De nuevo, lo más interesante en este filme es su indagación en la diferencia, en la otredad que significa el propio personaje enlazado con el travesti, quien aún después de ese affaire exhibe, al menos, una indefinición erótica que parece inclinarlo al bando gay: su pasividad cuando un colega le toma la mano en un bar, la inexistencia de relaciones heterosexuales, la constante referencia del narrador en off a la necesidad de ser auténtico y vivir su propia vida así lo reafirman. Sin embargo, en otro de los abundantes «cabos sueltos» y problemas dramatúrgicos que evidencia Bailando chachachá, el interesante conflicto se diluye, resulta lamentablemente desdibujado y débil.

El personaje reaparece, cierto que con otras connotaciones, en la cinta La noche de los inocentes (Arturo Sotto, 2007). Aquí se trata simplemente de un ardid que, para salir airoso de una circunstancia, utiliza un personaje heterosexual… como también el guionista y director, para sembrar la duda desde los inicios de su comedia de equivocaciones. Sin embargo, justamente el accidente que sirve de motu a toda la trama está dado por una actitud de franca transfobia, conectada a su vez a otra de doble moral: un personaje, que ante el presunto travesti ha manifestado tolerancia o, al menos, indiferencia, le propina una tremenda pateadura cuando un compañero suyo lo conmina a agredirlo para demostrar su «verdadera hombría», según parámetros del más retrógrado heterosexismo.

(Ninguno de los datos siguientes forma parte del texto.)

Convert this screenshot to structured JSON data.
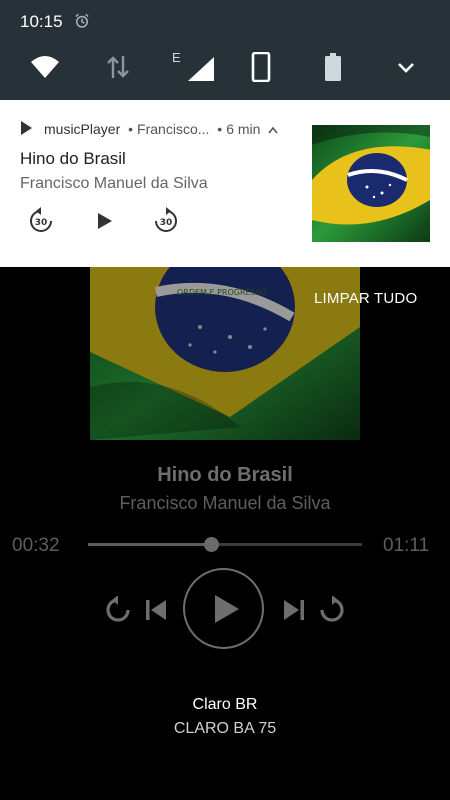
{
  "status": {
    "time": "10:15",
    "network_type": "E"
  },
  "notification": {
    "app_name": "musicPlayer",
    "sub_text": "Francisco...",
    "age": "6 min",
    "title": "Hino do Brasil",
    "text": "Francisco Manuel da Silva",
    "rewind_seconds": "30",
    "forward_seconds": "30",
    "flag_motto": "ORDEM E PROGRESSO"
  },
  "player": {
    "clear_all_label": "LIMPAR TUDO",
    "song_title": "Hino do Brasil",
    "artist": "Francisco Manuel da Silva",
    "current_time": "00:32",
    "total_time": "01:11",
    "progress": 0.45
  },
  "carrier": {
    "name": "Claro BR",
    "network": "CLARO BA 75"
  },
  "colors": {
    "quick_settings_bg": "#263238",
    "flag_green": "#1f7a2c",
    "flag_yellow": "#e8c21a",
    "flag_blue": "#1a2a6e"
  },
  "icons": [
    "alarm-icon",
    "wifi-icon",
    "data-arrows-icon",
    "signal-icon",
    "phone-rotate-icon",
    "battery-icon",
    "chevron-down-icon",
    "play-icon",
    "replay-30-icon",
    "forward-30-icon",
    "flag-art",
    "previous-icon",
    "next-icon",
    "repeat-icon",
    "shuffle-icon"
  ]
}
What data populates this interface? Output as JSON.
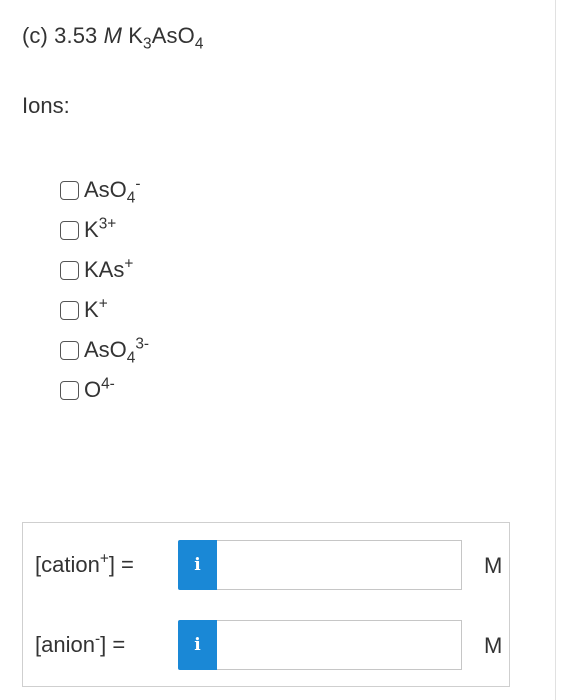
{
  "question": {
    "part": "(c)",
    "concentration": "3.53",
    "unit": "M",
    "formula": {
      "k": "K",
      "k_sub": "3",
      "as": "AsO",
      "o_sub": "4"
    }
  },
  "ions_label": "Ions:",
  "options": [
    {
      "base": "AsO",
      "sub": "4",
      "sup": "-"
    },
    {
      "base": "K",
      "sub": "",
      "sup": "3+"
    },
    {
      "base": "KAs",
      "sub": "",
      "sup": "+"
    },
    {
      "base": "K",
      "sub": "",
      "sup": "+"
    },
    {
      "base": "AsO",
      "sub": "4",
      "sup": "3-"
    },
    {
      "base": "O",
      "sub": "",
      "sup": "4-"
    }
  ],
  "answers": {
    "cation": {
      "open": "[cation",
      "sup": "+",
      "close": "] =",
      "info_icon": "i",
      "value": "",
      "unit": "M"
    },
    "anion": {
      "open": "[anion",
      "sup": "-",
      "close": "] =",
      "info_icon": "i",
      "value": "",
      "unit": "M"
    }
  },
  "colors": {
    "info_button": "#1a88d6",
    "text": "#333333"
  }
}
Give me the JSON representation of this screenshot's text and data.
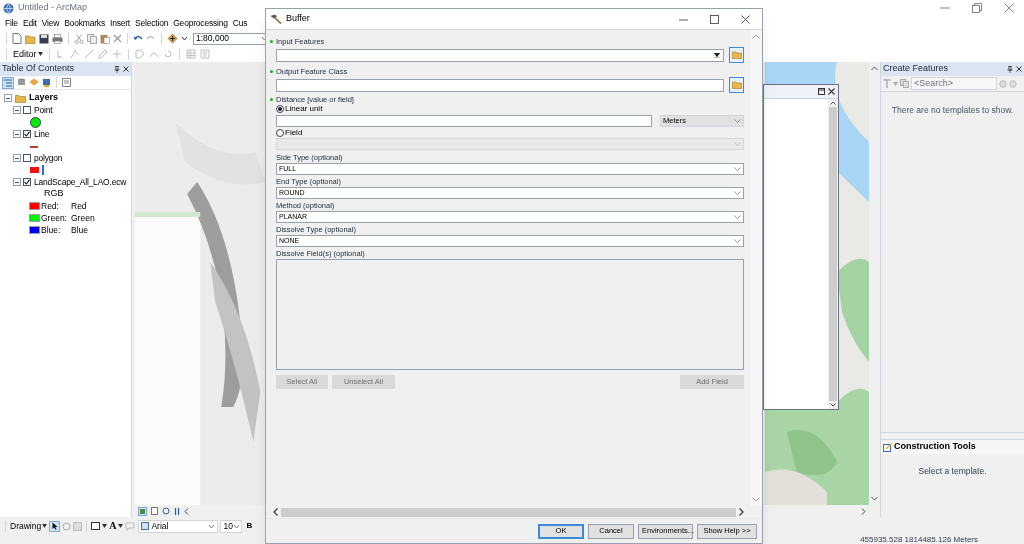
{
  "app_window": {
    "title": "Untitled - ArcMap"
  },
  "menu": [
    "File",
    "Edit",
    "View",
    "Bookmarks",
    "Insert",
    "Selection",
    "Geoprocessing",
    "Cus"
  ],
  "toolbar": {
    "scale": "1:80,000",
    "editor": "Editor"
  },
  "toc": {
    "title": "Table Of Contents",
    "group": {
      "label": "Layers",
      "expanded": true,
      "layers": [
        {
          "name": "Point",
          "checked": false,
          "expanded": true,
          "symbols": [
            {
              "kind": "circle",
              "color": "#00ee00"
            }
          ]
        },
        {
          "name": "Line",
          "checked": true,
          "expanded": true,
          "symbols": [
            {
              "kind": "line",
              "color": "#c0392b"
            }
          ]
        },
        {
          "name": "polygon",
          "checked": false,
          "expanded": true,
          "symbols": [
            {
              "kind": "fill",
              "color": "#ee1111"
            },
            {
              "kind": "bar",
              "color": "#1f6fe0"
            }
          ]
        },
        {
          "name": "LandScape_All_LAO.ecw",
          "checked": true,
          "expanded": true,
          "renderer": "RGB",
          "bands": [
            {
              "label": "Red:",
              "value": "Red",
              "color": "#ff0000"
            },
            {
              "label": "Green:",
              "value": "Green",
              "color": "#00ee00"
            },
            {
              "label": "Blue:",
              "value": "Blue",
              "color": "#0000ee"
            }
          ]
        }
      ]
    }
  },
  "create_features": {
    "title": "Create Features",
    "search_placeholder": "<Search>",
    "message": "There are no templates to show."
  },
  "construction_tools": {
    "title": "Construction Tools",
    "message": "Select a template."
  },
  "drawing_toolbar": {
    "label": "Drawing",
    "text_tool": "A",
    "font": "Arial",
    "size": "10",
    "bold": "B"
  },
  "status_bar": "455935.528  1814485.126 Meters",
  "dialog": {
    "title": "Buffer",
    "params": [
      {
        "kind": "combo",
        "label": "Input Features",
        "required": true
      },
      {
        "kind": "text",
        "label": "Output Feature Class",
        "required": true
      },
      {
        "kind": "distance",
        "label": "Distance [value or field]",
        "required": true,
        "options": [
          {
            "label": "Linear unit",
            "selected": true
          },
          {
            "label": "Field",
            "selected": false
          }
        ],
        "unit": "Meters"
      },
      {
        "kind": "select",
        "label": "Side Type (optional)",
        "required": false,
        "value": "FULL"
      },
      {
        "kind": "select",
        "label": "End Type (optional)",
        "required": false,
        "value": "ROUND"
      },
      {
        "kind": "select",
        "label": "Method (optional)",
        "required": false,
        "value": "PLANAR"
      },
      {
        "kind": "select",
        "label": "Dissolve Type (optional)",
        "required": false,
        "value": "NONE"
      },
      {
        "kind": "list",
        "label": "Dissolve Field(s) (optional)",
        "required": false,
        "buttons": [
          {
            "label": "Select All",
            "disabled": true
          },
          {
            "label": "Unselect All",
            "disabled": true
          },
          {
            "label": "Add Field",
            "disabled": true
          }
        ]
      }
    ],
    "buttons": [
      {
        "label": "OK",
        "focused": true
      },
      {
        "label": "Cancel",
        "focused": false
      },
      {
        "label": "Environments...",
        "focused": false
      },
      {
        "label": "Show Help >>",
        "focused": false
      }
    ]
  }
}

Dentro de la coralidad en el sistema de personajes que caracteriza la obra de Sotto, encontramos, además —cierto que entre los más secundarios—, un gay, identificado como tal en uno de los desenlaces parciales que revela la comedia, pletórica de sorpresas y mentiras. Aunque la perspectiva autoral es muy positiva, de franca simpatía —el personaje de Susana Pérez habla de huir de su soledad, celebrar la felicidad ajena3 visitando a ese vecino, conversando con él, y una de las veces, celebrando una suerte de boda con un amante—, el episodio se percibe un tanto forzado.

Casa vieja (2010), dirigida por Léster Hamlet —de cuyo guion también es en buena medida responsable, pues lo coescribió junto con Mijaíl Rodríguez—, partió de la obra cuasi homónima de Abelardo Estorino, uno de nuestros dramaturgos imprescindibles, quien la concibió y estrenó a principios de la década de los sesenta. Es un texto, al margen de sus especificidades referenciales, sobre reencuentros, colisiones y fricciones familiares, algo que en el cine cubano posterior a 1959, desde el principio, con mayor o menor grado de acierto, desde un género u otro, se viene abordando —Cuba baila (1962), Lejanía (1985), Cercanías (2005), Polvo rojo (1981), Video de familia, Miel para Ochún (2001), Personal Belongins (2006), La anunciación (2009), …—. La nueva cinta se inserta en este canon con evidente energía, transitando equilibradamente por la cuerda floja que se mueve entre lo (casi) trágico y lo (a ratos) cómico, sin que la dualidad tonal entorpezca el flujo narrativo ni el magma dramático, aportando, en definitiva, una visión no solo sui géneris, sino motivadora y sugerente.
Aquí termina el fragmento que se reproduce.